While the comedy might be straining for laughs at times with bedroom humor and most everyone doing their best to engage in sex or at least get some, this sequel is really all about “the fight.” Was Eastwood looking to top the famous John Wayne-Victor McLaglen match from 1952’s The Quiet Man? I’ve always suspected that was the case and while I don’t think he tops the Duke’s fight he sure cast the right guy in William Smith to make the attempt. Smith was a go to villain during the early 70’s in numerous exploitation and blaxploitation affairs. Among his credits you’ll find Hammer, The Ultimate Warrior, Invasion of the Bee Girls and Chrome and Hot Leather to name a few. I can’t speak for every other film geek in my age bracket but this is the role I most often point to when explaining to the average filmgoer just who the commonly named William Smith is. What’s even better is the script makes him out to be a good guy and not the one dimensional villain they could have easily written into the storyline.

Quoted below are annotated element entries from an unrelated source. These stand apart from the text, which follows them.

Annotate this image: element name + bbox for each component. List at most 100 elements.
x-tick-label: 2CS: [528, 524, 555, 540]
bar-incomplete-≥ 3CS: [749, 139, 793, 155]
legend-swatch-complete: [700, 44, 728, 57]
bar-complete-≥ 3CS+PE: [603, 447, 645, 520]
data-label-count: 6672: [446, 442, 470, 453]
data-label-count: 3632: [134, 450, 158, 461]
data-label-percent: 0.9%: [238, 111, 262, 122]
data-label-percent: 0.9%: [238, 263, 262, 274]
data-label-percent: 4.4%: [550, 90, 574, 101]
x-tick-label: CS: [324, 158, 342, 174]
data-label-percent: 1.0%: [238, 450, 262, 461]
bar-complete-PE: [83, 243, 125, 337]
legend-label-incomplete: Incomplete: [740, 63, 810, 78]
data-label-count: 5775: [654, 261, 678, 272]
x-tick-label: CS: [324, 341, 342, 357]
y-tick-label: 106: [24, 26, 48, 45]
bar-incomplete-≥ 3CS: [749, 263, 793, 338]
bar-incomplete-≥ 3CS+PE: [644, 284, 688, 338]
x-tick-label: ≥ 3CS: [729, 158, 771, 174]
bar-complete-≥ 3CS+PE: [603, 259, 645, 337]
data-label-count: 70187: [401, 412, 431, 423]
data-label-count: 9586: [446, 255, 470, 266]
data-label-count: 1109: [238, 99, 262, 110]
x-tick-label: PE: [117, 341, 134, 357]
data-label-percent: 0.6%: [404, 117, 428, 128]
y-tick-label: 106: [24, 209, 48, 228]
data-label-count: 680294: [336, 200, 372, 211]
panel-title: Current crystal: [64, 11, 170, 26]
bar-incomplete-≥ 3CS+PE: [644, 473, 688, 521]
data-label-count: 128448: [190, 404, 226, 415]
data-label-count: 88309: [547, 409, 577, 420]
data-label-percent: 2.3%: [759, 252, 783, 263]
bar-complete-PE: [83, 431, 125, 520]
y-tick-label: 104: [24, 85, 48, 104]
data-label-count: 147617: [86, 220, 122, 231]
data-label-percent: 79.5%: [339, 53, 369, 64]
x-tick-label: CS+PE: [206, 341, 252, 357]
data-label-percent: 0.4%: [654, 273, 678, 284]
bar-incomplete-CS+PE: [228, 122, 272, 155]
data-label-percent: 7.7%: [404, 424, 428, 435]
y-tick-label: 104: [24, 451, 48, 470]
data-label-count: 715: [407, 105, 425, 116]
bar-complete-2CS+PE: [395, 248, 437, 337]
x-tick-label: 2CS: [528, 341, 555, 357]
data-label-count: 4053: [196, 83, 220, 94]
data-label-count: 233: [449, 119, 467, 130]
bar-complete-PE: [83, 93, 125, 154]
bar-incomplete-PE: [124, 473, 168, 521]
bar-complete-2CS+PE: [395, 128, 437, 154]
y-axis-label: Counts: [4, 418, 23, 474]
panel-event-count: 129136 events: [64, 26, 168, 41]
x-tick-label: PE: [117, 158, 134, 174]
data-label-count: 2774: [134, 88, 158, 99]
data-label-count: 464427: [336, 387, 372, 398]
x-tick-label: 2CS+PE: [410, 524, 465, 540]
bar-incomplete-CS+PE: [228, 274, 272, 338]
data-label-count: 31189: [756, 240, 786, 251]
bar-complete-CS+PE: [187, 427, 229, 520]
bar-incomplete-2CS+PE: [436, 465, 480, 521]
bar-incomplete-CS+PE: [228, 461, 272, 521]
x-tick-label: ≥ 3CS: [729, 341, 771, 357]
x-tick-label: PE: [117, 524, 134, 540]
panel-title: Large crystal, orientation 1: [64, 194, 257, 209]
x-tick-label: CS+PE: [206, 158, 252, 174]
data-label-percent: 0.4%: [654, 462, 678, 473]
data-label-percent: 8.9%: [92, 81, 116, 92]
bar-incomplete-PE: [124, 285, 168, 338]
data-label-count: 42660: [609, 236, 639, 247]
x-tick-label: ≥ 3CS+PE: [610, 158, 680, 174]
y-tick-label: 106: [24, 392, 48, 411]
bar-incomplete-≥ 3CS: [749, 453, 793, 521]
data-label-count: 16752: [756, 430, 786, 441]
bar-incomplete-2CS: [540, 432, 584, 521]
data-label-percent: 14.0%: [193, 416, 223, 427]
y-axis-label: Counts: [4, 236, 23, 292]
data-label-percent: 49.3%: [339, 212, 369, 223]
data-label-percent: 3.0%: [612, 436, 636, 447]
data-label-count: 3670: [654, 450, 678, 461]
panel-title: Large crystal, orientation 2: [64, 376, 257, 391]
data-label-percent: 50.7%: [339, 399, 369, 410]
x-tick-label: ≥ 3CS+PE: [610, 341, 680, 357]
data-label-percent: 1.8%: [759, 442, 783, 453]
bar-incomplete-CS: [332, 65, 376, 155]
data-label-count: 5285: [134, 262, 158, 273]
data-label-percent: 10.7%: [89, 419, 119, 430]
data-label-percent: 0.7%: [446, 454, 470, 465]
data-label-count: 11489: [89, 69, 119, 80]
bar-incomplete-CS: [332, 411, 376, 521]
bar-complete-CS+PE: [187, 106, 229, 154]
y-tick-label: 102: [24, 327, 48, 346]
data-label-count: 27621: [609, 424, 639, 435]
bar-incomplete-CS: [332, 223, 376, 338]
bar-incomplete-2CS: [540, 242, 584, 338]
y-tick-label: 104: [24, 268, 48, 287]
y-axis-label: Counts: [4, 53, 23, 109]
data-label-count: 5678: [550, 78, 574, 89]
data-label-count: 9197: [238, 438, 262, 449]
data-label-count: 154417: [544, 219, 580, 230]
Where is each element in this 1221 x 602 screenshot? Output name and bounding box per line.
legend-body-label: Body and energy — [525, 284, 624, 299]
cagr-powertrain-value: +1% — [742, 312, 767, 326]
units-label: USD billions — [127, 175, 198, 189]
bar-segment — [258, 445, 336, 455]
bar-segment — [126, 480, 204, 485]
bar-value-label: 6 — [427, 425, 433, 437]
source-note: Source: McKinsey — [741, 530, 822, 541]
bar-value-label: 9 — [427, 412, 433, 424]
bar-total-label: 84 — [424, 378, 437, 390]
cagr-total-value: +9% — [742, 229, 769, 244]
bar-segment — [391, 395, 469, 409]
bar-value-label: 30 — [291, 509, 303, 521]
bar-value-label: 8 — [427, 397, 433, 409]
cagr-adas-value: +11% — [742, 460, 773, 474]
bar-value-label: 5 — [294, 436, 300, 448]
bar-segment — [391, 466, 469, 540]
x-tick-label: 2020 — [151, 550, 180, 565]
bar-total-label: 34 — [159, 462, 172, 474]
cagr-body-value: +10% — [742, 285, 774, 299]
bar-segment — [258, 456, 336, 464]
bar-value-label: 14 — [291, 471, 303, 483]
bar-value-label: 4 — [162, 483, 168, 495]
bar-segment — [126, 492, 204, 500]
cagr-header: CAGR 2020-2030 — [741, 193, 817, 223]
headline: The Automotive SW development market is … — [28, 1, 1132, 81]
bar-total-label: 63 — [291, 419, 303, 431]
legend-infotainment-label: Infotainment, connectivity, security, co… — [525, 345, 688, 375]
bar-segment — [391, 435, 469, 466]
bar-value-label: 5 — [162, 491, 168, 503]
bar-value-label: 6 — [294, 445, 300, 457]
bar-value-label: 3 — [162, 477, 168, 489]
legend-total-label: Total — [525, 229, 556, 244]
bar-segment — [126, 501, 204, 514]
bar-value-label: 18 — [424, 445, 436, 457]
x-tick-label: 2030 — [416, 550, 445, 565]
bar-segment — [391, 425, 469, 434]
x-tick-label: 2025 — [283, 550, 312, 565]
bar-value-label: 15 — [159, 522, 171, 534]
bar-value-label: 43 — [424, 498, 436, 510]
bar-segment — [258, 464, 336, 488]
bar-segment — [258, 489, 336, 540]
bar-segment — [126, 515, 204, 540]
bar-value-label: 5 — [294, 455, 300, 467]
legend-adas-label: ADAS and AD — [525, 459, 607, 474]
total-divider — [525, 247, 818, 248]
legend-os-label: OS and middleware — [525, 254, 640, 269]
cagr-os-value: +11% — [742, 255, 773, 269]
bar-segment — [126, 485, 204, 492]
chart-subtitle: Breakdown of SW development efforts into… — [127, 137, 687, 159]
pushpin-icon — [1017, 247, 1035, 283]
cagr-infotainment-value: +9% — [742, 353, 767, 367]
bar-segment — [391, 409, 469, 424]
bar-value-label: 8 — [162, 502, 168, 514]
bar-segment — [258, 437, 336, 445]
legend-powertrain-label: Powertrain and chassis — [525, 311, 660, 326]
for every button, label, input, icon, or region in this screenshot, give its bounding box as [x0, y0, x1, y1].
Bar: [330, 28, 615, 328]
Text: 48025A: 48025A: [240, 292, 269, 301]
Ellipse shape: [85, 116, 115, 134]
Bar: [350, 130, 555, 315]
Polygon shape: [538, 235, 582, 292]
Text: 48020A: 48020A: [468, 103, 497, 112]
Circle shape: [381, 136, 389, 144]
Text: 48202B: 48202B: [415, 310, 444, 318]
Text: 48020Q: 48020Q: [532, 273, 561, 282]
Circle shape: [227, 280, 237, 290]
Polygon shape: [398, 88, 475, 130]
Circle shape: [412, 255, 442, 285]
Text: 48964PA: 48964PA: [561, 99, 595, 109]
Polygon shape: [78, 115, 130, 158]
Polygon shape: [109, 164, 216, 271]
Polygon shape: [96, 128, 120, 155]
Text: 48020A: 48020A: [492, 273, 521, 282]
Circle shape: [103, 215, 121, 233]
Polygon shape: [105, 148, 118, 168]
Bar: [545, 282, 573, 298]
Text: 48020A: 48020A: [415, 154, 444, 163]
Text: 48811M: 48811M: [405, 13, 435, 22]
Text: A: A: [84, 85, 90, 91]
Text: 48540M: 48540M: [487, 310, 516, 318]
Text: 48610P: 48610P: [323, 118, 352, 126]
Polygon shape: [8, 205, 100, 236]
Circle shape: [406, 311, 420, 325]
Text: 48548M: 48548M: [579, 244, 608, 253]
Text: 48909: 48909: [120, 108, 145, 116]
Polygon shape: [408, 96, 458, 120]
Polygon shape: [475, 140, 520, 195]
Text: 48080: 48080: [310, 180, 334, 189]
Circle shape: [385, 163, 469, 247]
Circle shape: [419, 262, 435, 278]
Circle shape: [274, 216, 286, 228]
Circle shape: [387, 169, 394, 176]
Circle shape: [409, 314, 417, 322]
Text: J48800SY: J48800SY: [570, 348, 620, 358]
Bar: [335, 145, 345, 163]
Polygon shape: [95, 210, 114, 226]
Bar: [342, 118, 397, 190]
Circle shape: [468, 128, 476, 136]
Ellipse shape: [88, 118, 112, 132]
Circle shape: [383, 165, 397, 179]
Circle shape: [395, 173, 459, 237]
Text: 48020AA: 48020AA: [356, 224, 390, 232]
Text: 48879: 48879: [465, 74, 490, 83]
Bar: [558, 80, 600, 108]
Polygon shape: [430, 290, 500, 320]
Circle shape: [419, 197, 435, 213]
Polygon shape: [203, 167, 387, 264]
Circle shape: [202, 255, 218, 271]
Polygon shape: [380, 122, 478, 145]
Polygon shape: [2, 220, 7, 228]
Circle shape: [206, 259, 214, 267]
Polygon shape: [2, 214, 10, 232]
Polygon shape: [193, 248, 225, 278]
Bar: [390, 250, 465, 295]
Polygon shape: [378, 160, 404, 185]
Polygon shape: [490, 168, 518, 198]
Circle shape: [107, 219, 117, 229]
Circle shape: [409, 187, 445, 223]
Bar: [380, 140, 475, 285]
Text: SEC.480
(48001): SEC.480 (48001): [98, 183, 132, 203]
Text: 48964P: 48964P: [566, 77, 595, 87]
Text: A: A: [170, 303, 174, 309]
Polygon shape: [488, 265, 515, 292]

Other well known faces turning up are Eastwood regular Barry Corbin, Al Ruscio, James Gammon, real life couple Anne and Logan Ramsey as a vacationing duo who elicit a few laughs, singer Jim Stafford and while he isn’t in the film, I did notice one of Country Music’s better traditionalists, Gene Watson with a credited song on the soundtrack. Speaking of soundtracks, that song “Beers to You” played over the opening credits was a duet performed by Ray Charles and Clint Eastwood. Clint had a definite love for country music during this era of his career. I’ve always called it his country music period. He frequently cast country balladeers in the backdrop or featured them on the soundtrack during the late 70’s and early 80’s culminating with his 1982 release Honkytonk Man where Clint played a depression era country singer looking to make it big on stage at the Grand Ole Opry. A film I’ve long championed among Clint’s lesser known titles.
Director Van Horn made his debut on this effort and would again direct Clint (if anyone really does) on Pink Cadillac and the final Dirty Harry entry, The Dead Pool. Originating as a stuntman he’d return to coordinating them on numerous Eastwood projects up till 2011’s J. Edgar. Fans of Clint will easily connect the dots on many of the actors involved here from his past films. Aside from Miss Locke, Clint’s loyal legion will point to Harry Guardino from the Dirty Harry series and Bill McKinney who appeared in a number of Eastwood projects from The Gauntlet to Bronco Billy among others. On the subject of Geoffrey Lewis, I’ll just assume if you’re a Clint fan then you are by extension a fan of this wonderful character actor who made many a movie better by his having appeared in them.
With the first film being a huge success this sequel proved to be not only a no brainer but a hit as well with movie goers. Is it classic Clint? Not really but it’s still enjoyable and would I have paid to see a real life fight between Eastwood and Smith at the time? You bet, and while I might be going against the grain, I’d have put my money on Smith.